Abstract

Introduction: Malaria is endemic in Sarawak contributing to the highest incidence rate in Malaysia. Kuching division consists of three main areas, namely Kuching district, Lundu and Bau. This review aims to highlight the trends of malaria over the past five years in terms of demographic characteristics and vector control programmes and to identify factors that contribute to the difficulty in malaria control programme in this state. Materials and Methods: This is a descriptive review of malaria cases based on surveillance data compiled from 2000 to 2004. Data is analysed based on demographic background, malaria species, type of malaria infection and vector control activities between the three districts. Results: Lundu has the highest average 5-year incidence rate per 10,000 population of 121.97 as compared to the national figure of 4.10. Malaria is more prevalent in males (14.3%) than females (5.7%). Among the race, Dayaks had the highest prevalence rate (66.5%). Peak age affected is between 15 to 40 years. The predominant species was Plasmodium vivax (65.4%) followed by Plasmodium falciparum (32.8%). For occupation, the majority of cases were among villagers (55.2%) followed by foreign workers (19.0%).
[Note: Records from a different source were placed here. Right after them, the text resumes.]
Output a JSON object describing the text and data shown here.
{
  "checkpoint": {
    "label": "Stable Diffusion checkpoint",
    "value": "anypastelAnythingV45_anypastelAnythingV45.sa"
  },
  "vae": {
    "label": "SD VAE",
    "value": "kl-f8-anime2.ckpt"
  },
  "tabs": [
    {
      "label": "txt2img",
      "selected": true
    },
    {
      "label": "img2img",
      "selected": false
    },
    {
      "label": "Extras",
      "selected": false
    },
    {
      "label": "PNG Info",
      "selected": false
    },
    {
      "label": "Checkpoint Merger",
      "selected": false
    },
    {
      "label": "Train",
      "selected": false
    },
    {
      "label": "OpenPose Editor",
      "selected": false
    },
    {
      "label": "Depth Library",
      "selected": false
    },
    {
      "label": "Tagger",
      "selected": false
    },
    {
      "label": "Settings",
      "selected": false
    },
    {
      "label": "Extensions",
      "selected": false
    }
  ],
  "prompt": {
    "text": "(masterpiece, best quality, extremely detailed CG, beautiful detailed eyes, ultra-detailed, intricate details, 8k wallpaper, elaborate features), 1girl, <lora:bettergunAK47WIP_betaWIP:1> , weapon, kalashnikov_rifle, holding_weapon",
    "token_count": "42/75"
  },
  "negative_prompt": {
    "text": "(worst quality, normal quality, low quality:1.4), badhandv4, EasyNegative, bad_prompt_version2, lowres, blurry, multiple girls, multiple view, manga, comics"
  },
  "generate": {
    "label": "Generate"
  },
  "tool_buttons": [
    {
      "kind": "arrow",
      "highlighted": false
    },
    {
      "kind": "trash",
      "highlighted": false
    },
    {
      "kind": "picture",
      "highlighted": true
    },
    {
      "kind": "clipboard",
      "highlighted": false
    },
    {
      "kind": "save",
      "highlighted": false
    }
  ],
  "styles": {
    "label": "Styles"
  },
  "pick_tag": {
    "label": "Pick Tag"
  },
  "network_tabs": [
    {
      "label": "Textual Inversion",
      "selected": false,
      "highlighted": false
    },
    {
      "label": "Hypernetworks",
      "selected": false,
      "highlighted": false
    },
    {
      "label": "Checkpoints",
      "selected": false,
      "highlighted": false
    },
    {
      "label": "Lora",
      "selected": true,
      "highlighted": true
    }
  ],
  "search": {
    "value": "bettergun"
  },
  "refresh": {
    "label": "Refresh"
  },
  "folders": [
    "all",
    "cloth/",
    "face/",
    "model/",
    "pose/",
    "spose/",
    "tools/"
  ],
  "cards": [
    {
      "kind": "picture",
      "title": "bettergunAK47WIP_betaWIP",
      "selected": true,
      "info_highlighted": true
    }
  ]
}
Cases were detected mainly by passive case detection (82.7%) and blood film for malarial parasites was positive in 2.67%. For malaria control activities, focal spraying were successfully done in 94.4% of the structures, regular spraying in 89.5% structures, impregnated bednet distribution among 38.2% population and mass drug administration distributed among 80.7% of the population. Conclusion: Results analysis has shown that the incidence rate of malaria in Kuching division is very high, particularly in Lundu district. Although activities conducted by the malaria control programme is sufficient, it has not been able to successfully reduce the incidence of malaria in this region. Problems identified include difficulty in accessing the affected areas, movements of illegal immigrants, financial constraints and lack of training of field staff involved in malaria control. Recommendations include integrating malaria control measures with cross border agents, community participation, aggressive surveillance programmes and improvement of vector control.